Enter Xiuli, my coach from China. Her eye for technique combined with very high expectations leads to incessant focus on technical improvement. This is a good thing. And it takes a certain disposition to digest her constant technical cues without getting demoralized. I personally thrive on this feedback and am so intent on improving that we work well together. Her imitation, or caricature rather, of my technique is so spot on it makes me laugh and cringe at the same time, but I know she’s right, so I go back out and do it again. Xiuli’s grasp of the English language, while commendable and impressive, also occasionally makes me laugh and cringe at the same time. But she gets her point across, often more effectively than someone whose native tongue is English. She finds true and simple words to explain what she means.
Like for my start, she’s figured out a perfect visual for me to understand what I do wrong. During practice one day a couple of years ago, I did a start and when I came around for some feedback Xiuli said to me, “You look like old lady”. We laughed, but I knew what she meant and I knew she was right! Off the line I am sometimes fragile and tentative, like I’m walking on sharp pebbles. This is not the fastest way to get going, and unfortunately for me, this old lady likes to hang around. These days Xiuli calls her Grandma. The thing is, she’s never invited, but keeps coming anyways! I try to think of ways to politely tell her she’s not welcome, but it’s awkward because she’s family.

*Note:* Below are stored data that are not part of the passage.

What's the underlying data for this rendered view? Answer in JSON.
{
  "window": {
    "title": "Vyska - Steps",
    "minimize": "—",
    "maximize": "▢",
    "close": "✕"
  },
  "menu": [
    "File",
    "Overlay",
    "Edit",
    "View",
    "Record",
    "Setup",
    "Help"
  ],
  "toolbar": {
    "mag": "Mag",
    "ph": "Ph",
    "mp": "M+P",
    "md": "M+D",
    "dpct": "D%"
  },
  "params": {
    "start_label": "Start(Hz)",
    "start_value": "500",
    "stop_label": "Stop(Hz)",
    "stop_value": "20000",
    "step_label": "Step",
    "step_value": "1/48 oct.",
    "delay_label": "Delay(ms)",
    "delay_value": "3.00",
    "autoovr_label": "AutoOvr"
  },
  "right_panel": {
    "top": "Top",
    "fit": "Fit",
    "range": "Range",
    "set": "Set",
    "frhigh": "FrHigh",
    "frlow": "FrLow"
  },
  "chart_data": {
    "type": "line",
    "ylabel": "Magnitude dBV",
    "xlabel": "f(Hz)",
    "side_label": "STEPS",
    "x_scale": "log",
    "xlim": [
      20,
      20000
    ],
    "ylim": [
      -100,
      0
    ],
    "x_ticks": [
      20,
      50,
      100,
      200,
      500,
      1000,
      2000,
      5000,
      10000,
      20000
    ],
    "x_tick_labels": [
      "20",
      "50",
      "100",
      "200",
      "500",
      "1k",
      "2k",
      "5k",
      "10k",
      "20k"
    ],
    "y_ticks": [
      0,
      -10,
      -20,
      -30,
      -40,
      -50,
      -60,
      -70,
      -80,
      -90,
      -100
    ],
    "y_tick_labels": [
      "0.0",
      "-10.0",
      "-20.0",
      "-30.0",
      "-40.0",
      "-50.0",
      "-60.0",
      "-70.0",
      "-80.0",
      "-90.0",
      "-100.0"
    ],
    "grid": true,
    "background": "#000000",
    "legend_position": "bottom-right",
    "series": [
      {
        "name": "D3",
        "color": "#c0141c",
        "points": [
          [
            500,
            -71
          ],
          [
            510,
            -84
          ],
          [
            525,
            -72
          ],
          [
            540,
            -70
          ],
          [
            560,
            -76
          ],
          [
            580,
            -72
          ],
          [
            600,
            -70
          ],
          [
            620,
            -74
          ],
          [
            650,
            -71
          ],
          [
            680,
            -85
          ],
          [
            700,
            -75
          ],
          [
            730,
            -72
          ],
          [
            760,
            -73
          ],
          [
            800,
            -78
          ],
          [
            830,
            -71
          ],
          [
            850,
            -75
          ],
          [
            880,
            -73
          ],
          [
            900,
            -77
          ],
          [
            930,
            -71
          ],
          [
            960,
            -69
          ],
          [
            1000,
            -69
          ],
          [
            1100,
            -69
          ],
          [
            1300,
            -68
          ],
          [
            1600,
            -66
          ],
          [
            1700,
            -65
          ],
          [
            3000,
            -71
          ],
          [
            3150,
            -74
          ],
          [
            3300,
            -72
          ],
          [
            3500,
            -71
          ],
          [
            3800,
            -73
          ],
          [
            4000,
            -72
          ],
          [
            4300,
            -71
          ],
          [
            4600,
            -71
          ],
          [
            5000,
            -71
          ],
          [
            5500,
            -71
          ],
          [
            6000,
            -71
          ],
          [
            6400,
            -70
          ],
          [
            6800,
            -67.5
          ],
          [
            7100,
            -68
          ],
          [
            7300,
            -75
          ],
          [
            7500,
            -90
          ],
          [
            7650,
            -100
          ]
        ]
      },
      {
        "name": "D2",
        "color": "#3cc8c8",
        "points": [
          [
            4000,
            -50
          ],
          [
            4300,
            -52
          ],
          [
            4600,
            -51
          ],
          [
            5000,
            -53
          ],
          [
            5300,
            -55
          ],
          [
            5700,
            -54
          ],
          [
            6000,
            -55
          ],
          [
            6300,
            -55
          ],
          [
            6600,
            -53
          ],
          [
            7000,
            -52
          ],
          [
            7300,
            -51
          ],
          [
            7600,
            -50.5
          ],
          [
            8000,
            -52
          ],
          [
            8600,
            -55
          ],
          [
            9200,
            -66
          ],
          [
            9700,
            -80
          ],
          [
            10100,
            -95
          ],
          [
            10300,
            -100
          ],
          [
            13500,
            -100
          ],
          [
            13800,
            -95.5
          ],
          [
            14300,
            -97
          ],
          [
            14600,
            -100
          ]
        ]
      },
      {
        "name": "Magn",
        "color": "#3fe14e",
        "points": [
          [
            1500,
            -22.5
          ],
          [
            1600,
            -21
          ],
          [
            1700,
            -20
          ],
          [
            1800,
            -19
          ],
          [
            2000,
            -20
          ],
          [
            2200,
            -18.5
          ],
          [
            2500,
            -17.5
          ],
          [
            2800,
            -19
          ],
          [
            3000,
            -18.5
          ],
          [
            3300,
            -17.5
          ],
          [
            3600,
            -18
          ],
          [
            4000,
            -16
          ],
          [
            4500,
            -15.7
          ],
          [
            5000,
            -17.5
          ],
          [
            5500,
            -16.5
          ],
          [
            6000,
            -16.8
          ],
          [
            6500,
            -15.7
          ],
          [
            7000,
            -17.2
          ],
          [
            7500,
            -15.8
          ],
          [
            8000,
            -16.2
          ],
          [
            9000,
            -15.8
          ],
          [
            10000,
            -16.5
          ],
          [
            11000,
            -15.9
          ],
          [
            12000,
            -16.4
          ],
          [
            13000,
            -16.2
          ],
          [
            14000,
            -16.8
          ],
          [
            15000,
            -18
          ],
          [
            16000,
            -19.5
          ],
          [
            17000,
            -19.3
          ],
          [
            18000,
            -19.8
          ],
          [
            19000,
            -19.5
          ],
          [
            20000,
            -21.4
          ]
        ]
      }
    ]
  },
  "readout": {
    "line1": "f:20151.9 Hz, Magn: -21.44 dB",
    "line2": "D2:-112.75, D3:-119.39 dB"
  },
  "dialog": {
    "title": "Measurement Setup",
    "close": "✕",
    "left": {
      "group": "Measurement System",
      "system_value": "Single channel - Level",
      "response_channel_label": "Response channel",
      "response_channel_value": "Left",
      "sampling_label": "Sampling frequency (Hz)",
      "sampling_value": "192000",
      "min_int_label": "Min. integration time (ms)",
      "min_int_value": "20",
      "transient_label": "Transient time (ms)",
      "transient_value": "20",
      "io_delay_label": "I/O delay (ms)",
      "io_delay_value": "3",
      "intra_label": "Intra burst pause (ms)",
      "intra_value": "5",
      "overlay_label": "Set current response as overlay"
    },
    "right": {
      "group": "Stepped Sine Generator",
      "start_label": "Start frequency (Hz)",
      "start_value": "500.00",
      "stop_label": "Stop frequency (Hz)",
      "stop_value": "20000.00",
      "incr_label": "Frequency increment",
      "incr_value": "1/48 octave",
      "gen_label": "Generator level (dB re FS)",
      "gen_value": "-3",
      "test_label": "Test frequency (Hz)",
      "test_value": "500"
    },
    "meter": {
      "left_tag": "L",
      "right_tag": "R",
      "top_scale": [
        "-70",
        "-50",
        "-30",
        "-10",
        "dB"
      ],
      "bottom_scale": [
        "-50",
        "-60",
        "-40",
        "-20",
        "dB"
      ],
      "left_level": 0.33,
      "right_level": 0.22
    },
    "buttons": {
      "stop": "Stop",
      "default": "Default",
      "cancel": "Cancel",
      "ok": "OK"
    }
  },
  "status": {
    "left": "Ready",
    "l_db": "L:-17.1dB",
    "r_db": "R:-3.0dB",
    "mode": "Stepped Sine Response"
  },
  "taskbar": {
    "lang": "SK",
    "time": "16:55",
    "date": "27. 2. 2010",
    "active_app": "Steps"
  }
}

Now, these kids who dance, they are young, hot, and talented and they can move! I don’t think they’d even let Grandma in the door to watch the show! Old ladies are nowhere to be found… But still, when they are finished dancing, they step up to the panel of judges for feedback, and listen to words like “you need to step it up”, “the rhythm isn’t there”, or “show me more passion”. And then I think, maybe our worlds aren’t so far apart after all. The performance and feedback may be entirely different, but the goal is the same – get better, do better, be better, be your best, be the best.
I suppose we all have our ‘Grandma’s’ to improve upon, for one thing or another, and in the end somehow that seems to me to be the point. Sometimes it’s a quick fix, and sometimes it takes years. No matter how many times I practice my start, Grandma still shows up from time to time. But she comes less often these days, and I’m plenty glad about that. I’m working on having her stay on the sidelines permanently – I don’t mind if she comes to watch, I just don’t want her along for the ride.